The House Ways and Means Committee yesterday passed “Tax Reform 2.0” legislation along party lines (21-15) that would make permanent individual and pass-through business tax cuts set to expire at the end of 2025. House leaders plan a full chamber vote by the end of this month to highlight the GOP’s signature economic policy achievement before the November mid-term elections. (House Ways and Means Committee Mark-up Resourcesand Reuters, Sept. 13)
House Ways and Means Chairman Kevin Brady (R-TX) during the "Tax Reform 2.0" mark-up on Sept. 13.
- The proposed legislation consists of three bills that would make permanent the individual and pass-through business provisions of the Tax Cuts and Jobs Act (P.L. 115-97); boost employer and individual retirement plans; and allow startup businesses to write off more of their costs. (Ways and Means summary of Protecting Family and Small Business Tax Cuts Act of 2018 – H.R. 6760)

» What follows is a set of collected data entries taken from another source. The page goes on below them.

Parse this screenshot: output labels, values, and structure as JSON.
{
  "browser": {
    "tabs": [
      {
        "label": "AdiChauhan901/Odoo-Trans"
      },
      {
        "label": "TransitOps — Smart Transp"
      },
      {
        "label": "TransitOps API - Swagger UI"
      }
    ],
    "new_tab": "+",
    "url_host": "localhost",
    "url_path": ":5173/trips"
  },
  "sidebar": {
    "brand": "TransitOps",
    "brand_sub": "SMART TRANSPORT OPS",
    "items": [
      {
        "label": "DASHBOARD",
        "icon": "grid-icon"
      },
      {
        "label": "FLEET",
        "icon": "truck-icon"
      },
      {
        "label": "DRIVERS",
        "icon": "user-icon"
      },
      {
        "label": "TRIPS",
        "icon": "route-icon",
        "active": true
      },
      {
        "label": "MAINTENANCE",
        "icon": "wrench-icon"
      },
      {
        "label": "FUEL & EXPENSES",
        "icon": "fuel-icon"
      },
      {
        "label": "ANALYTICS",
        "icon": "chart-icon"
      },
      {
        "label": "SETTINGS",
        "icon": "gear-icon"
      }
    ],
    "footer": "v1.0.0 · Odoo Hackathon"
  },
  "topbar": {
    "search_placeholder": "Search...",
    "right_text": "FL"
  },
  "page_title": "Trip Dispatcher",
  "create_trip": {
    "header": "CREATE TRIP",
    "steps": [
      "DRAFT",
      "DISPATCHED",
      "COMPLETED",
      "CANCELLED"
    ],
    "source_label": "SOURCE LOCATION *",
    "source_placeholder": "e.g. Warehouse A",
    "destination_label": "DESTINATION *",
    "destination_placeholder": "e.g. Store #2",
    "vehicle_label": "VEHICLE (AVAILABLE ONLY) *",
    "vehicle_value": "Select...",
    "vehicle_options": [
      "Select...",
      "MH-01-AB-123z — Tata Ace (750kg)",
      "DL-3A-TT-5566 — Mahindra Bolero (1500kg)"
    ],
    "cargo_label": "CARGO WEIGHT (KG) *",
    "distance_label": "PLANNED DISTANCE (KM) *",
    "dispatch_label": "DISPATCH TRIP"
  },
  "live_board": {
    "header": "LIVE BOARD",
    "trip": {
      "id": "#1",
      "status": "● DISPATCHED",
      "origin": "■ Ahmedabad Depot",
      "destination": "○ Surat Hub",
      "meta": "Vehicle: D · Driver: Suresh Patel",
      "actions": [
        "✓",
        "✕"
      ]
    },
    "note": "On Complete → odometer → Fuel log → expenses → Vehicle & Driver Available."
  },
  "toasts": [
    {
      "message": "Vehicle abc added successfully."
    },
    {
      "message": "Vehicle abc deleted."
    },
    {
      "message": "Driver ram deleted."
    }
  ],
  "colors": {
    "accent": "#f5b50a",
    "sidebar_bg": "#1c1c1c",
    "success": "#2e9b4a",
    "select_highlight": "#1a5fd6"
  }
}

- House Ways and Means Chairman Kevin Brady (R-TX) commented on the 2.0 package in an interview with CNBC’s Squawkbox, “We expect to have it ready for a floor vote in September. Locking in the permanence, we think, is fair and it’s pro-growth, creating another million and a half new jobs in the long run.”
- Despite statements by Brady and House Speaker Paul Ryan (R-WI) about a full House vote this month, attracting support from GOP incumbents in high-tax states may be difficult due to a permanent extension of the new cap on federal deductions for state and local tax deductions (SALT). The tax reform package is also unlikely to pass the Senate without support from Democrats, although the three House bills may be considered separately.

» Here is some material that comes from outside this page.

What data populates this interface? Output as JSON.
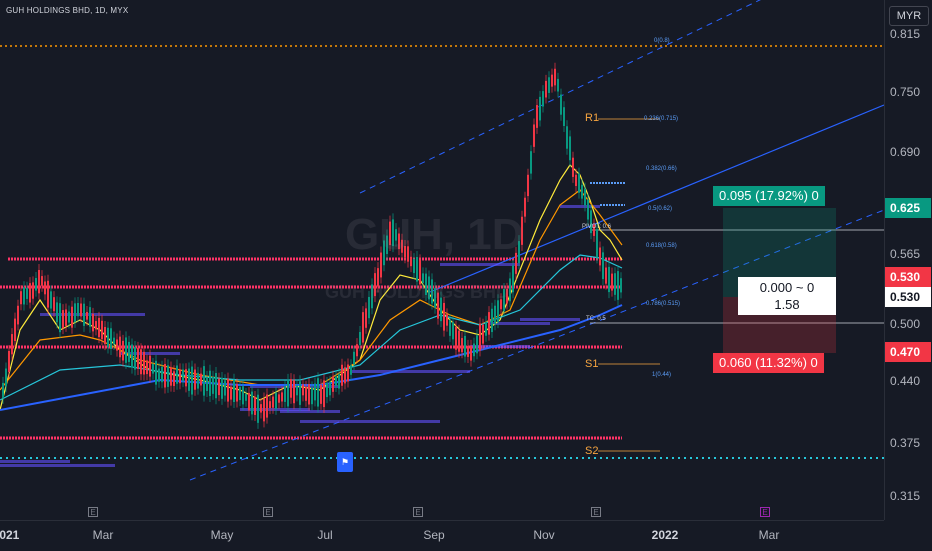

- The nonpartisan, congressional Joint Committee on Taxation released a report on Sept. 12 estimates that the House’s second round of tax cuts could cost more than $657 billion over a decade. The costs of making the tax cuts permanent alone would cost about $631 billion, according to the report.
The House will be out of session until Sept. 25, which gives Congress four days to pass government funding by Oct. 1 to avoid a shutdown. Yesterday, House Appropriations Chairman Rodney Frelinghuysen (R-NJ) announced at a meeting of House and Senate conferees that a deal has been reached on a continuing resolution to keep all of the government funded through at least Dec. 7.